Il Camping River qualche settimana fa (per concessione di Stefano Costa)
Uno striscione di qualche metro taglia a metà via dei Fori Imperiali. Sopra un appello al rispetto della dignità del popolo rom: «Virginia Raggi lascia in pace le nostre famiglie. Non si dividono padri e madri dai figli». Questa infatti la soluzione proposta durante i due sgomberi, ieri mattina e due giorni fa, rispettivamente per cinque e otto container, nel campo rom del Camping River, alle porte della Capitale: donne e bambini in case di accoglienza e gli uomini per strada. E su questo «abuso di Stato», come lo definiscono i rom, è scattata la manifestazione ieri mattina proprio sotto il Campidoglio per chiedere di essere ascoltati, di ripristinare acqua ed elettricità nel campo, di prevedere – come stabilito dalla delibera n. 70 del 14 aprile 2018 della stessa giunta Raggi – i piani individuali di integrazione per le famiglie che ci vivono.
«Ci hanno cacciato dai container – racconta Mladin Hamidovich, padre di dieci figli – hanno buttato le nostre cose a terra iniziando a rompere i vetri, i water e i mobili». Alcuni video, girati di nascosto, confermano le sue parole. E anche quelle di Zarco Azovich: «Hanno bloccato con le macchine l’ingresso del campo – dice – ci hanno detto di non fare resistenza e di non usare i bambini come scudi, altrimenti ce li avrebbero fatti togliere». La Polizia municipale, tuttavia, sostiene che tutto si è svolto regolarmente, che i moduli «sono ritornati in possesso di Roma Capitale» e che «tutti gli occupanti hanno rifiutato l’assistenza alloggiativa». Le stesse famiglie, però, nei giorni scorsi avevano diffidato per iscritto il direttore dell’Ufficio Rom, Sinti e Caminanti di Roma Capitale, Michela Micheli, e la Polizia municipale dall’iniziare gli sgomberi.
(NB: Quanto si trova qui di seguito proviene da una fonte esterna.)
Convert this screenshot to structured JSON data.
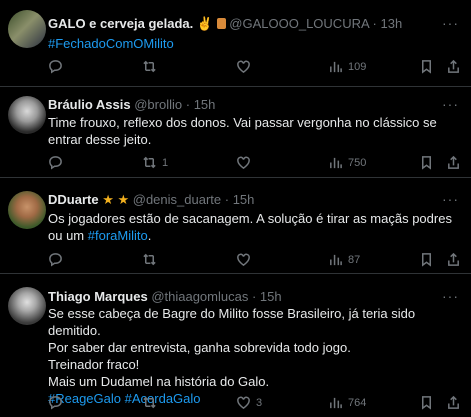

La chiusura del campo infatti non è possibile proprio perché la proprietà del terreno è di un privato che adesso, tramite avvocato, risponde punto su punto alle accuse arrivate dal Campidoglio chiedendo di esser ricevuto entro il 30 giugno.
«Le istituzioni romane non rispettano quanto deliberato da loro stesse – ribadisce Marcello Anzuini, il legale rappresentante dell’Associazione nazione rom (Anr) –. Siamo di fronte ad una totale assenza e non rispetto della legge. Abusi che verranno denunciati alla Procura della Repubblica». Eppure, continua, «i rom hanno firmato un protocollo di responsabilità sociale inviato al Campidoglio», per lavorare insieme al superamento dei campi.
È per questo che anche dalla Comunità di Sant’Egidio è arrivato un appello al sindaco Virginia Raggi per mettere fine allo sgombero di Camping River dove, comunque, «la scolarizzazione dei bambini aveva funzionato tutto l’anno». Distruggere i container, «peraltro procurati a suo tempo dallo stesso Campidoglio, davanti agli occhi dei numerosi bambini – ricorda la comunità trasteverina – è un’azione miope che crea solo una nuova e immediata emergenza». Poi non si può dire che i rom abbiano rifiutato il progetto del Campidoglio, spiega il consigliere della Regione Lazio Paolo Ciani, ma «quando gli si è proposto di affittare un appartamento a libero mercato, senza garanzia del Comune, hanno visto la irrealizzabilità della cosa». Se infatti solo due famiglie, con garanzie di privati, hanno potuto usufruire del piano «vuol dire che era fatto male. Non si può produrre la separazione delle famiglie – aggiunge, colpito della distruzione dei beni pubblici – ci siamo scandalizzati di Trump, poi facciamo peggio». Il Campidoglio, conclude Ciani, «riprenda in considerazione di farsi da garante presso i privati, visto che mette i soldi, altrimenti il rapporto diretto tra rom e chi affitta non funzionerà».
Per questo, nella precedente consiliatura, l’assessora comunale alle politiche Sociali Francesca Danese aveva predisposto una delibera in cui «si prevedeva la rappresentanza dei rom al tavolo che li riguardava e dei municipi». Sottolinea oggi l’ex assessora: «Non si può decidere della vita delle persone senza di loro». In più aveva esteso il buono casa, con il Comune garante per la locazione delle famiglie indigenti, anche ai rom. Molto è da cambiare, spiega Danese, anche nella divisione dei capitoli di spesa tra i vari dipartimenti in Campidoglio per snellire il percorso – «la gestione delle fogne fa capo stranamente alle Politiche Sociali», dice – ma «certo questo clima di odio non aiuta l’integrazione».